NYPD arriving on the scene of the New York Air Max launch.

The pink colourway of the Air Max 95 was launched in New York and marked the first time the brand really flexed its muscles outside the UK. CRTZ essentially shut down downtown Manhattan by instructing consumers to pull up at a downtown billboard to find the coordinates of the bodega it took over to host the release of the Corteiz x Nike Air Max 95 “Pink Beam”. Combining a scavenger hunt based activation that fed off the brand’s hype with the sense of community that a bodega represents is brilliant. Even when venturing outside of its natural London habitat the brand sticks to what makes it strong: community and viral moments. What is a better representation of that, than hundreds of teenagers running over each other to get to your neighbourhood bodega?

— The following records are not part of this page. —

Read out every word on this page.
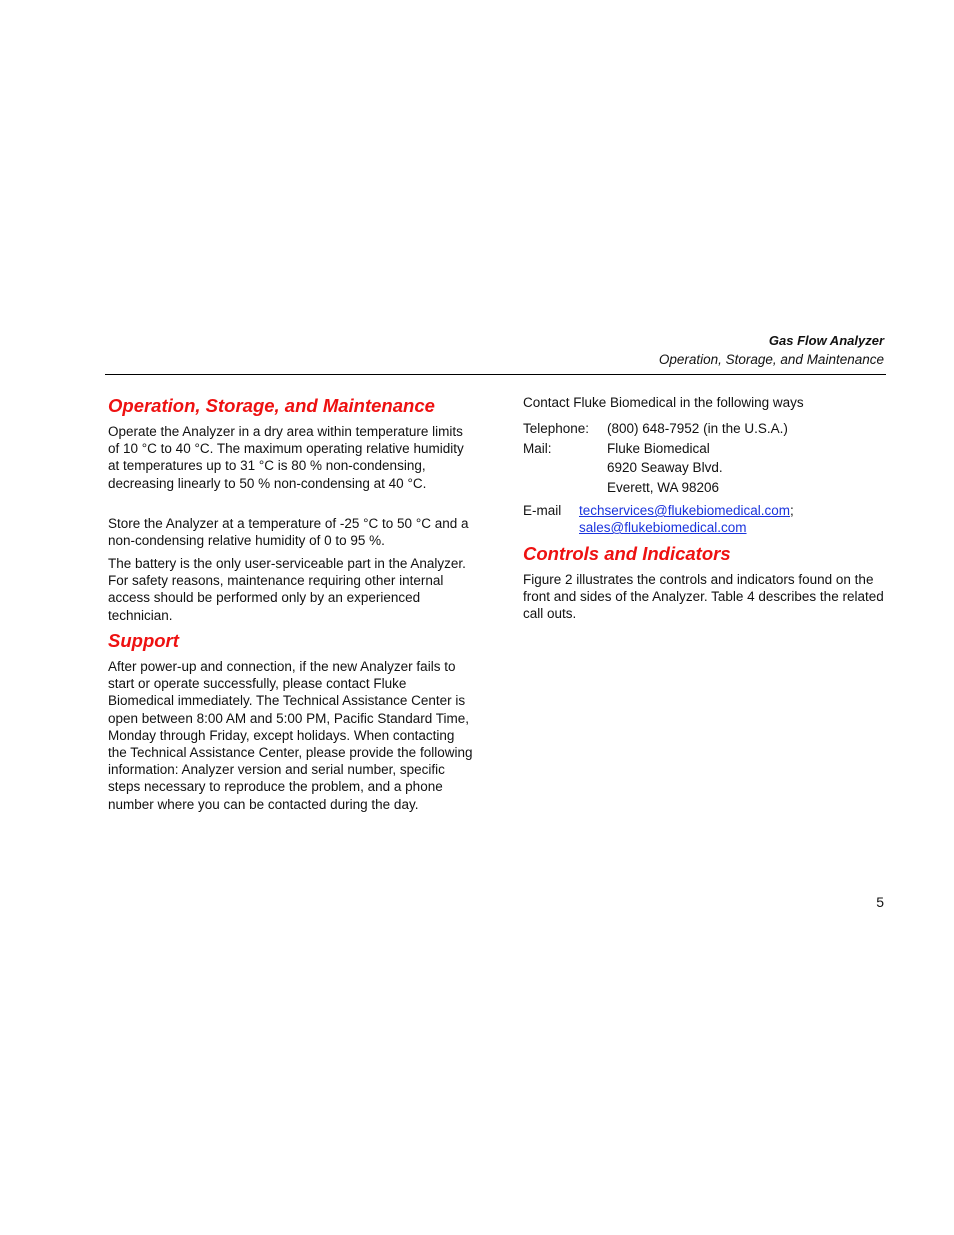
Gas Flow Analyzer
Operation, Storage, and Maintenance
Operation, Storage, and Maintenance

Operate the Analyzer in a dry area within temperature limits of 10 °C to 40 °C. The maximum operating relative humidity at temperatures up to 31 °C is 80 % non-condensing, decreasing linearly to 50 % non-condensing at 40 °C.

Store the Analyzer at a temperature of -25 °C to 50 °C and a non-condensing relative humidity of 0 to 95 %.

The battery is the only user-serviceable part in the Analyzer. For safety reasons, maintenance requiring other internal access should be performed only by an experienced technician.

Support

After power-up and connection, if the new Analyzer fails to start or operate successfully, please contact Fluke Biomedical immediately. The Technical Assistance Center is open between 8:00 AM and 5:00 PM, Pacific Standard Time, Monday through Friday, except holidays. When contacting the Technical Assistance Center, please provide the following information: Analyzer version and serial number, specific steps necessary to reproduce the problem, and a phone number where you can be contacted during the day.

Contact Fluke Biomedical in the following ways

Telephone: (800) 648-7952 (in the U.S.A.)
Mail:	Fluke Biomedical
6920 Seaway Blvd.
Everett, WA 98206
E-mail techservices@flukebiomedical.com;
sales@flukebiomedical.com
Controls and Indicators

Figure 2 illustrates the controls and indicators found on the front and sides of the Analyzer. Table 4 describes the related call outs.

5
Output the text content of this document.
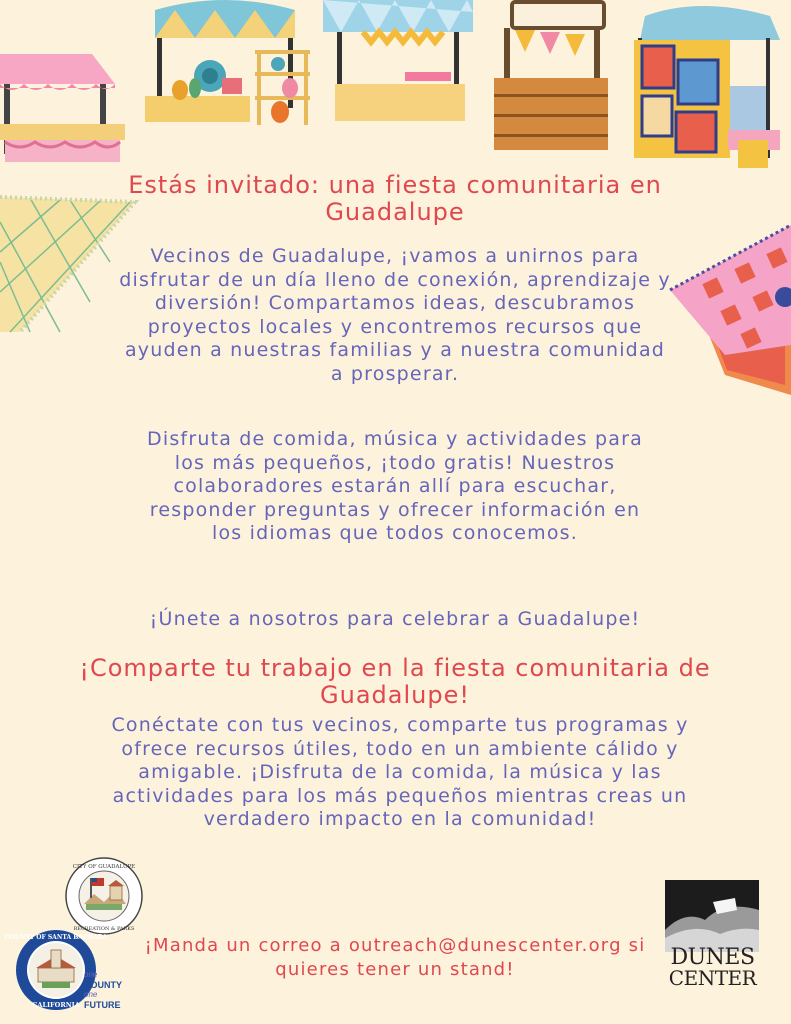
Estás invitado: una fiesta comunitaria en Guadalupe

Vecinos de Guadalupe, ¡vamos a unirnos para disfrutar de un día lleno de conexión, aprendizaje y diversión! Compartamos ideas, descubramos proyectos locales y encontremos recursos que ayuden a nuestras familias y a nuestra comunidad a prosperar.

Disfruta de comida, música y actividades para los más pequeños, ¡todo gratis! Nuestros colaboradores estarán allí para escuchar, responder preguntas y ofrecer información en los idiomas que todos conocemos.

¡Únete a nosotros para celebrar a Guadalupe!

¡Comparte tu trabajo en la fiesta comunitaria de Guadalupe!

Conéctate con tus vecinos, comparte tus programas y ofrece recursos útiles, todo en un ambiente cálido y amigable. ¡Disfruta de la comida, la música y las actividades para los más pequeños mientras creas un verdadero impacto en la comunidad!

¡Manda un correo a outreach@dunescenter.org si quieres tener un stand!

CITY OF GUADALUPE
RECREATION & PARKS
COUNTY OF SANTA BARBARA
CALIFORNIA
one
COUNTY
one
FUTURE
DUNES
CENTER
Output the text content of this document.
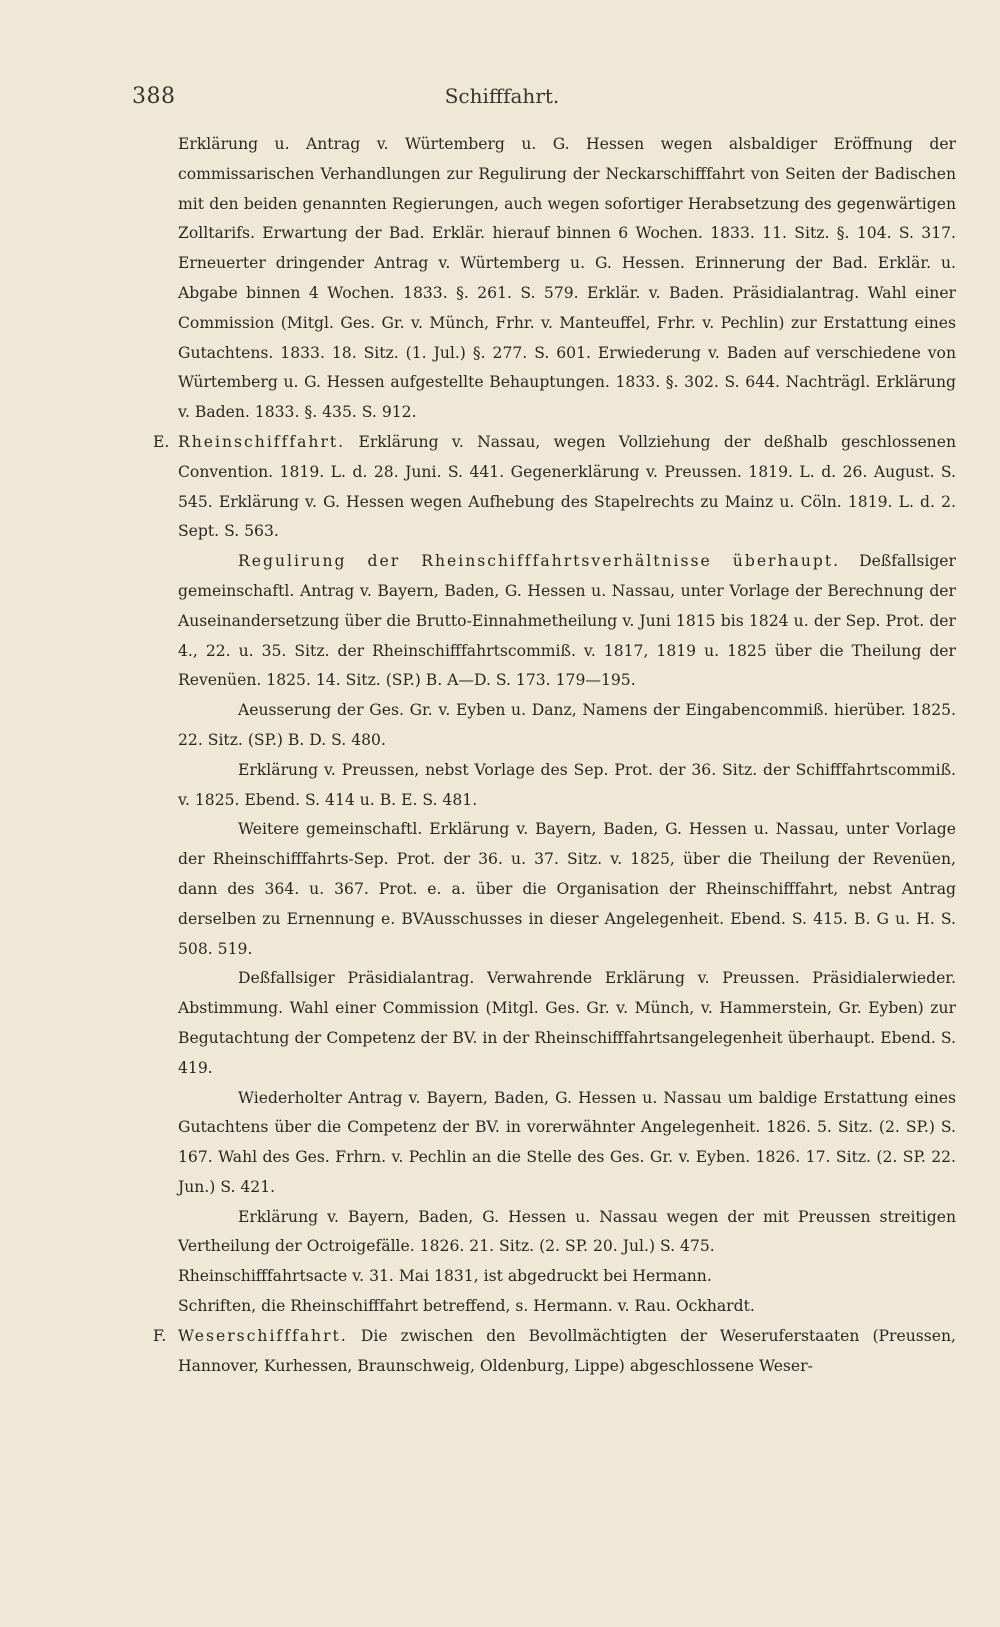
388	Schifffahrt.

Erklärung u. Antrag v. Würtemberg u. G. Hessen wegen alsbaldiger Eröffnung der commissarischen Verhandlungen zur Regulirung der Neckarschifffahrt von Seiten der Badischen mit den beiden genannten Regierungen, auch wegen sofortiger Herabsetzung des gegenwärtigen Zolltarifs. Erwartung der Bad. Erklär. hierauf binnen 6 Wochen. 1833. 11. Sitz. §. 104. S. 317. Erneuerter dringender Antrag v. Würtemberg u. G. Hessen. Erinnerung der Bad. Erklär. u. Abgabe binnen 4 Wochen. 1833. §. 261. S. 579. Erklär. v. Baden. Präsidialantrag. Wahl einer Commission (Mitgl. Ges. Gr. v. Münch, Frhr. v. Manteuffel, Frhr. v. Pechlin) zur Erstattung eines Gutachtens. 1833. 18. Sitz. (1. Jul.) §. 277. S. 601. Erwiederung v. Baden auf verschiedene von Würtemberg u. G. Hessen aufgestellte Behauptungen. 1833. §. 302. S. 644. Nachträgl. Erklärung v. Baden. 1833. §. 435. S. 912.

E. Rheinschifffahrt. Erklärung v. Nassau, wegen Vollziehung der deßhalb geschlossenen Convention. 1819. L. d. 28. Juni. S. 441. Gegenerklärung v. Preussen. 1819. L. d. 26. August. S. 545. Erklärung v. G. Hessen wegen Aufhebung des Stapelrechts zu Mainz u. Cöln. 1819. L. d. 2. Sept. S. 563.

Regulirung der Rheinschifffahrtsverhältnisse überhaupt. Deßfallsiger gemeinschaftl. Antrag v. Bayern, Baden, G. Hessen u. Nassau, unter Vorlage der Berechnung der Auseinandersetzung über die Brutto-Einnahmetheilung v. Juni 1815 bis 1824 u. der Sep. Prot. der 4., 22. u. 35. Sitz. der Rheinschifffahrtscommiß. v. 1817, 1819 u. 1825 über die Theilung der Revenüen. 1825. 14. Sitz. (SP.) B. A—D. S. 173. 179—195.

Aeusserung der Ges. Gr. v. Eyben u. Danz, Namens der Eingabencommiß. hierüber. 1825. 22. Sitz. (SP.) B. D. S. 480.

Erklärung v. Preussen, nebst Vorlage des Sep. Prot. der 36. Sitz. der Schifffahrtscommiß. v. 1825. Ebend. S. 414 u. B. E. S. 481.

Weitere gemeinschaftl. Erklärung v. Bayern, Baden, G. Hessen u. Nassau, unter Vorlage der Rheinschifffahrts-Sep. Prot. der 36. u. 37. Sitz. v. 1825, über die Theilung der Revenüen, dann des 364. u. 367. Prot. e. a. über die Organisation der Rheinschifffahrt, nebst Antrag derselben zu Ernennung e. BVAusschusses in dieser Angelegenheit. Ebend. S. 415. B. G u. H. S. 508. 519.

Deßfallsiger Präsidialantrag. Verwahrende Erklärung v. Preussen. Präsidialerwieder. Abstimmung. Wahl einer Commission (Mitgl. Ges. Gr. v. Münch, v. Hammerstein, Gr. Eyben) zur Begutachtung der Competenz der BV. in der Rheinschifffahrtsangelegenheit überhaupt. Ebend. S. 419.

Wiederholter Antrag v. Bayern, Baden, G. Hessen u. Nassau um baldige Erstattung eines Gutachtens über die Competenz der BV. in vorerwähnter Angelegenheit. 1826. 5. Sitz. (2. SP.) S. 167. Wahl des Ges. Frhrn. v. Pechlin an die Stelle des Ges. Gr. v. Eyben. 1826. 17. Sitz. (2. SP. 22. Jun.) S. 421.

Erklärung v. Bayern, Baden, G. Hessen u. Nassau wegen der mit Preussen streitigen Vertheilung der Octroigefälle. 1826. 21. Sitz. (2. SP. 20. Jul.) S. 475.

Rheinschifffahrtsacte v. 31. Mai 1831, ist abgedruckt bei Hermann.

Schriften, die Rheinschifffahrt betreffend, s. Hermann. v. Rau. Ockhardt.

F. Weserschifffahrt. Die zwischen den Bevollmächtigten der Weseruferstaaten (Preussen, Hannover, Kurhessen, Braunschweig, Oldenburg, Lippe) abgeschlossene Weser-
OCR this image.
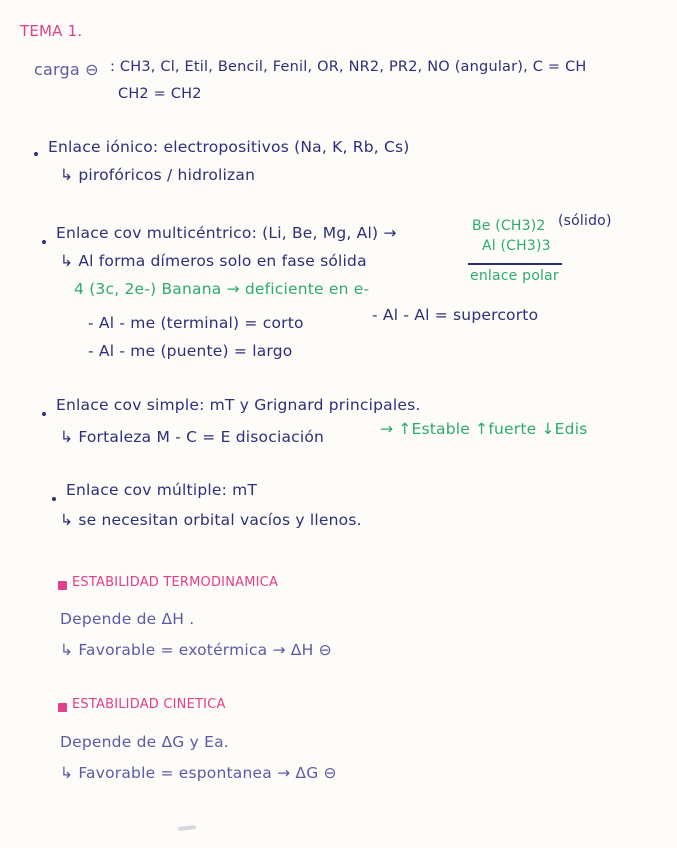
TEMA 1.
carga ⊖ : CH3, Cl, Etil, Bencil, Fenil, OR, NR2, PR2, NO (angular), C = CH
CH2 = CH2
Enlace iónico: electropositivos (Na, K, Rb, Cs)
↳ pirofóricos / hidrolizan
Enlace cov multicéntrico: (Li, Be, Mg, Al) →	Be (CH3)2 (sólido)
Al (CH3)3
enlace polar
↳ Al forma dímeros solo en fase sólida
4 (3c, 2e-) Banana → deficiente en e-
- Al - me (terminal) = corto	- Al - Al = supercorto
- Al - me (puente) = largo
Enlace cov simple: mT y Grignard principales.
↳ Fortaleza M - C = E disociación	→ ↑Estable ↑fuerte ↓Edis
Enlace cov múltiple: mT
↳ se necesitan orbital vacíos y llenos.
ESTABILIDAD TERMODINAMICA
Depende de ΔH .
↳ Favorable = exotérmica → ΔH ⊖
ESTABILIDAD CINETICA
Depende de ΔG y Ea.
↳ Favorable = espontanea → ΔG ⊖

CRTZ is thus a perfect example of the ‘local hero’ challenger brand archetype. The brand fundamentally represents the prevailing feeling that, especially of the younger generation, big corporations have lost touch with the ‘people’. Specifically, in the world of fashion where brands grow, mature and lose their locality, CRTZ represents the antithesis to this. As I have outlined before, CRTZ doesn’t claim to a part of the community, it IS a part of the community.

The brand activations also encapsulate those messages perfectly. The campaigns are usually guerrilla-style, rogue and have the community of CRTZ-lovers at their heart. You will never see the brand taking out massive billboards, TV ads or paying athletes to wear their stuff. If you rock with it, cool. If you don’t, that’s cool too. The lessons are hereby simple: be genuine, don’t try to be something you are not and never forget where you came from.